A new approach for dose calculation in targeted radionuclide therapy (TRT) based on collapsed cone superposition: validation with (90)Y

To speed-up the absorbed dose (AD) computation while accounting for tissue heterogeneities, a Collapsed Cone (CC) superposition algorithm was developed and validated for (90)Y. The superposition was implemented with an Energy Deposition Kernel scaled with the radiological distance, along with CC acceleration. The validation relative to Monte Carlo simulations was performed on 6 phantoms involving soft tissue, lung and bone, a radioembolisation treatment and a simulated bone metastasis treatment.
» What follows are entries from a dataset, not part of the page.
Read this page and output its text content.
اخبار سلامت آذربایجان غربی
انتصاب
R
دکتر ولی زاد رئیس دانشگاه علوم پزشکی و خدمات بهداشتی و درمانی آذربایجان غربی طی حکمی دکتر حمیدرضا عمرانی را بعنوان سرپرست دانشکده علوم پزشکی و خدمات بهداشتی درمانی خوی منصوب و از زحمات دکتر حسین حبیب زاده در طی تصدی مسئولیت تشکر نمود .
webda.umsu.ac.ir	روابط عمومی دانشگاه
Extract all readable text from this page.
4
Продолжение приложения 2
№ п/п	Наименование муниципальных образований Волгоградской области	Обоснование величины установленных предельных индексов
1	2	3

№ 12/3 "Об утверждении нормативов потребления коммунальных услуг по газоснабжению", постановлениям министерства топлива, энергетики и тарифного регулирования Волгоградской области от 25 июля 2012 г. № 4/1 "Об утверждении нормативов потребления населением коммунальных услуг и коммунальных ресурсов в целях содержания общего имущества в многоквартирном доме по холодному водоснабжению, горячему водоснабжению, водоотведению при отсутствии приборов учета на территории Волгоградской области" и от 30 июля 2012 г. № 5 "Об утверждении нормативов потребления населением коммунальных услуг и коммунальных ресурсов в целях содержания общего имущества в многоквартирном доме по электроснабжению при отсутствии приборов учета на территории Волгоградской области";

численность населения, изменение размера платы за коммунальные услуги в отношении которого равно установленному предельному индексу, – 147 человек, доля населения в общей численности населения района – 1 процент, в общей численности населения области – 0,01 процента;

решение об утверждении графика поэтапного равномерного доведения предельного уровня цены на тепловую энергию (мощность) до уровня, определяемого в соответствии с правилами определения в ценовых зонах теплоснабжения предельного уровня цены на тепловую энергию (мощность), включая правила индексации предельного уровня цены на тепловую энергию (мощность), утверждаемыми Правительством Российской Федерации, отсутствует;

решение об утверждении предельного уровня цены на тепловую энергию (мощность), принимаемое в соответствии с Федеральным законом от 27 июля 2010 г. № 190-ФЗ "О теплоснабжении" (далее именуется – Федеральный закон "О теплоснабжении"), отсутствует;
As a figure of merit, the relative AD difference (ΔAD) in low gradient regions (LGR), distance to agreement (DTA) in high gradient regions and the γ(1%,1 mm) criterion were used for the phantoms. Mean organ doses and γ(3%,3 mm) were used for the patient data. For the semi-infinite sources, ΔAD in LGR was below 1%. DTA was below 0.6 mm. All profiles verified the γ(1%,1 mm) criterion. For both clinical cases, mean doses differed by less than 1% for the considered organs and all profiles verified the γ(3%,3 mm). The calculation time was below 4 min on a single processor for CC superposition and 40 h on a 40 nodes cluster for MCNP (10(8) histories). Our results show that the CC superposition is a very promising alternative to MC for (90)Y dosimetry, while significantly reducing computation time.